Hagee suggested in a sermon from the 1990s that Adolf Hitler — who killed 6 million Jews — was sent by God to bring the Jewish people to Israel.

“God says in Jeremiah 16: ‘Behold, I will bring them the Jewish people again unto their land that I gave to their fathers. ... Behold, I will send for many fishers, and after will I send for many hunters,’” Hagee said, according to a transcript of the sermon published by CNN. ”‘And they the hunters shall hunt them.’ That would be the Jews. ... Then God sent a hunter. A hunter is someone who comes with a gun and he forces you. Hitler was a hunter.”

Mitt Romney, the former 2012 GOP presidential nominee who is now running for Senate in Utah, condemned Jeffress’ inclusion in the embassy opening.

“Robert Jeffress says ‘You can’t be saved by being a Jew,’ and ‘Mormonism is a heresy from the pit of hell.’ He’s said the same about Islam. Such a religious bigot should not be giving the prayer that opens the United States Embassy in Jerusalem,” Romney tweeted.

And the rest…

Virginia state House control: An error by election officials in Virginia likely cost Democrats control of Virginia’s House of Delegates, according to an investigation by the Washington Post.
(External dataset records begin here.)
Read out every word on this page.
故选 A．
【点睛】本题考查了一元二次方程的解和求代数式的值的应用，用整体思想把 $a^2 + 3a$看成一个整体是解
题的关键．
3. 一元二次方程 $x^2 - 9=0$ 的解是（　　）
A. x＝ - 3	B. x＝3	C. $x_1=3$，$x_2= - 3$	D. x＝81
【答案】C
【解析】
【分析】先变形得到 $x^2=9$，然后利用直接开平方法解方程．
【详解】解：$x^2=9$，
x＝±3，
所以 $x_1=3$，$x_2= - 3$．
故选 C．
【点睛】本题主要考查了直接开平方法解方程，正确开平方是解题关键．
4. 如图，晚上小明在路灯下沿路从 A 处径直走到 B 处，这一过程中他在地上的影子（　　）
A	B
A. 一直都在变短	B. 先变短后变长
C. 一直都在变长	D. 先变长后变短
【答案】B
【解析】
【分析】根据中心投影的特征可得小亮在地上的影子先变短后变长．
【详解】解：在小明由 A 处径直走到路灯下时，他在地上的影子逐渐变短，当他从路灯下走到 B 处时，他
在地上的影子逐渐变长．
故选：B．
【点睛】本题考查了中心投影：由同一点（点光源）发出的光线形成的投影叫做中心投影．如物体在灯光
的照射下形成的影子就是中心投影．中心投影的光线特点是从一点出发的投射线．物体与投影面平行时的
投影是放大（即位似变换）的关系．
Pillow talk: Trump and Fox News’ Sean Hannity talk before bedtime on most nights of the week, New York magazine reported. Hannity is one of Trump’s fiercest defenders and uses his Fox News show to both explain away Trump scandals and try to get Trump on message.

Betsy DeVos: The education secretary has, for all intents and purposes, disbanded a special unit within the Department of Education set up to investigate fraud and abuse by for-profit universities, the New York Times reported. Many of DeVos’ top staffers worked at for-profit universities before joining the Trump administration, according to the New York Times’ report.

Trump and China: Trump raised eyebrows over the weekend when he said he wants to get Chinese electronics company ZTE “back into business, fast.” The U.S. fined ZTE $1.2 billion for violating sanctions placed on Iran and North Korea, according to CNN.